The Washington Post recently ran an article about efforts underway by some folks to expand Oregon’s physician-aided dying law to include those individuals who do not have terminal illnesses. In Oregon, pushing to give patients with degenerative diseases the right to die explains efforts to expand the scope of Oregon’s law to cover those with degenerative diseases, such as “[p]eople with Alzheimer’s, Parkinson’s, Huntington’s, multiple sclerosis and a host of other degenerative diseases [who] are generally excluded from the Oregon law.” Why? you might ask. “[B]ecause some degenerative diseases aren’t fatal. People die with Parkinson’s, for example, not because of it. Other diseases, such as advanced Alzheimer’s, rob people of the cognition they need to legally request the suicide medications.”

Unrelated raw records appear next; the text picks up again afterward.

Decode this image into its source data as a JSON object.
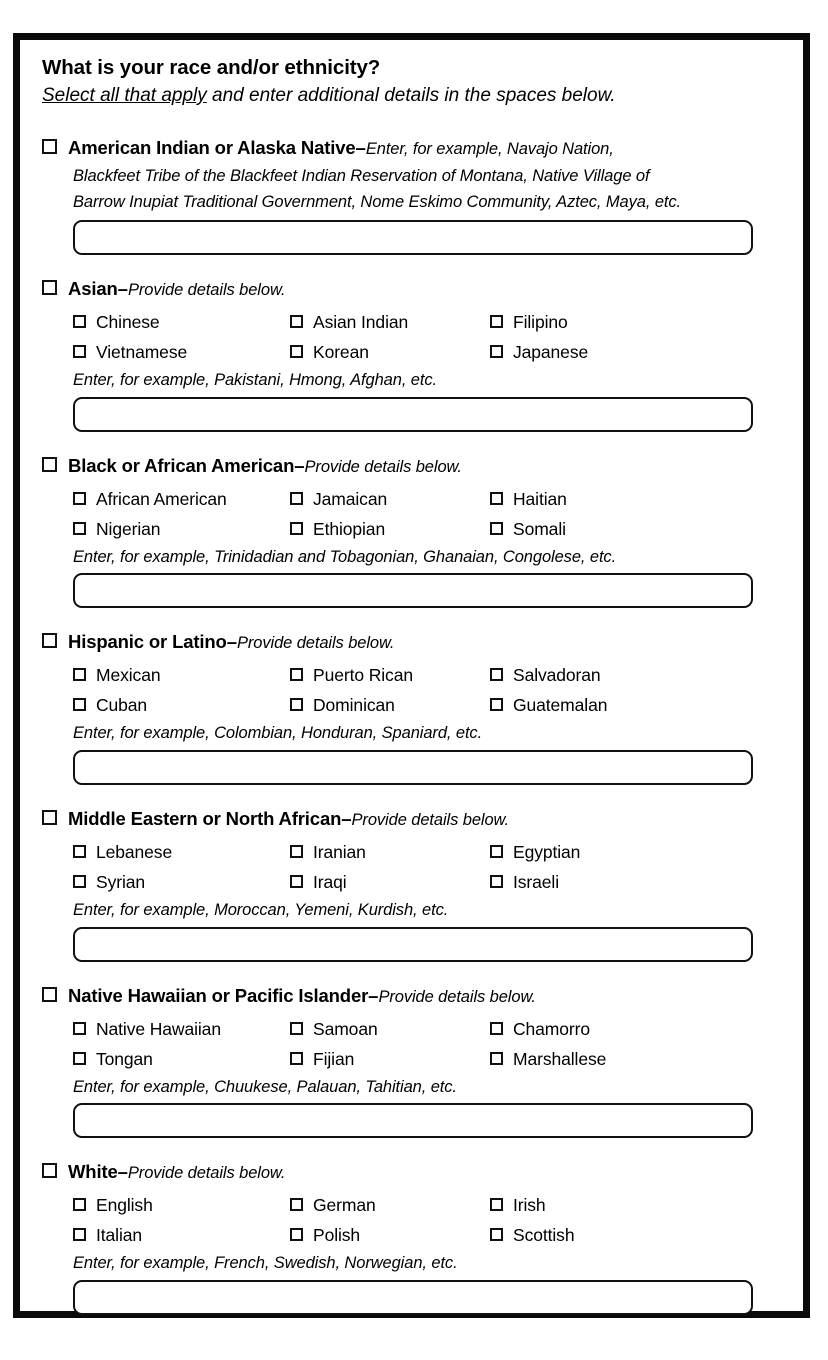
{
  "form": {
    "title": "What is your race and/or ethnicity?",
    "instruction_underlined": "Select all that apply",
    "instruction_rest": " and enter additional details in the spaces below.",
    "dash": "–",
    "sections": [
      {
        "id": "american-indian-alaska-native",
        "label": "American Indian or Alaska Native",
        "hint_inline": "Enter, for example, Navajo Nation,",
        "hint_lines": [
          "Blackfeet Tribe of the Blackfeet Indian Reservation of Montana, Native Village of",
          "Barrow Inupiat Traditional Government, Nome Eskimo Community, Aztec, Maya, etc."
        ],
        "options": [],
        "hint_below": "",
        "input_value": ""
      },
      {
        "id": "asian",
        "label": "Asian",
        "hint_inline": "Provide details below.",
        "hint_lines": [],
        "options": [
          "Chinese",
          "Asian Indian",
          "Filipino",
          "Vietnamese",
          "Korean",
          "Japanese"
        ],
        "hint_below": "Enter, for example, Pakistani, Hmong, Afghan, etc.",
        "input_value": ""
      },
      {
        "id": "black-or-african-american",
        "label": "Black or African American",
        "hint_inline": "Provide details below.",
        "hint_lines": [],
        "options": [
          "African American",
          "Jamaican",
          "Haitian",
          "Nigerian",
          "Ethiopian",
          "Somali"
        ],
        "hint_below": "Enter, for example, Trinidadian and Tobagonian, Ghanaian, Congolese, etc.",
        "input_value": ""
      },
      {
        "id": "hispanic-or-latino",
        "label": "Hispanic or Latino",
        "hint_inline": "Provide details below.",
        "hint_lines": [],
        "options": [
          "Mexican",
          "Puerto Rican",
          "Salvadoran",
          "Cuban",
          "Dominican",
          "Guatemalan"
        ],
        "hint_below": "Enter, for example, Colombian, Honduran, Spaniard, etc.",
        "input_value": ""
      },
      {
        "id": "middle-eastern-or-north-african",
        "label": "Middle Eastern or North African",
        "hint_inline": "Provide details below.",
        "hint_lines": [],
        "options": [
          "Lebanese",
          "Iranian",
          "Egyptian",
          "Syrian",
          "Iraqi",
          "Israeli"
        ],
        "hint_below": "Enter, for example, Moroccan, Yemeni, Kurdish, etc.",
        "input_value": ""
      },
      {
        "id": "native-hawaiian-or-pacific-islander",
        "label": "Native Hawaiian or Pacific Islander",
        "hint_inline": "Provide details below.",
        "hint_lines": [],
        "options": [
          "Native Hawaiian",
          "Samoan",
          "Chamorro",
          "Tongan",
          "Fijian",
          "Marshallese"
        ],
        "hint_below": "Enter, for example, Chuukese, Palauan, Tahitian, etc.",
        "input_value": ""
      },
      {
        "id": "white",
        "label": "White",
        "hint_inline": "Provide details below.",
        "hint_lines": [],
        "options": [
          "English",
          "German",
          "Irish",
          "Italian",
          "Polish",
          "Scottish"
        ],
        "hint_below": "Enter, for example, French, Swedish, Norwegian, etc.",
        "input_value": ""
      }
    ]
  },
  "colors": {
    "frame": "#0a0a0a",
    "text": "#000000",
    "box_border": "#111111",
    "background": "#ffffff"
  }
}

The article notes that this effort isn’t limited to just Oregon. In fact, there are “[r]elatively modest drives … afoot in Washington state and California, where organizations have launched education campaigns on how people can fill out instructions for future caregivers to withhold food and drink, thereby carrying out an option that is legal to anybody: death by starvation and dehydration. (It is often referred to as the “voluntarily stopping eating and drinking” method.)”

Interestingly, the article reports that not all in the right to die movement are in favor of broadening the law.  In fact “groups such as Compassion & Choices, the nation’s largest right-to-die organization, and the Death With Dignity National Center, a main author of the original law, have little appetite for widening access to lethal drugs in the states where medically assisted suicide already is legal.”

These initiatives aren’t just limited to the U.S. The story reports in Canada The Quebec “provincial government is studying the possibility of legalizing euthanasia for Alzheimer’s patients. Unlike medically assisted suicide, a medical doctor would administer the fatal dose via injection. A survey in September found that 91 percent of the Canadian province’s medical caregivers support the idea.”

The Oregon legislature has taken the first step,  the passage last month of legislation to investigate “how to improve the process of creating and carrying out advance directives. Gov. Kate Brown (D) is expected to sign it.”

The article also reminds us of the Harris case where Mrs. Harris, with an advance directive, was spoon fed by the facility where she resided.  There have been a number of folks requesting language added to their advance directives to avoid the spoon-feeding issue according to the attorney for Mr. Harris.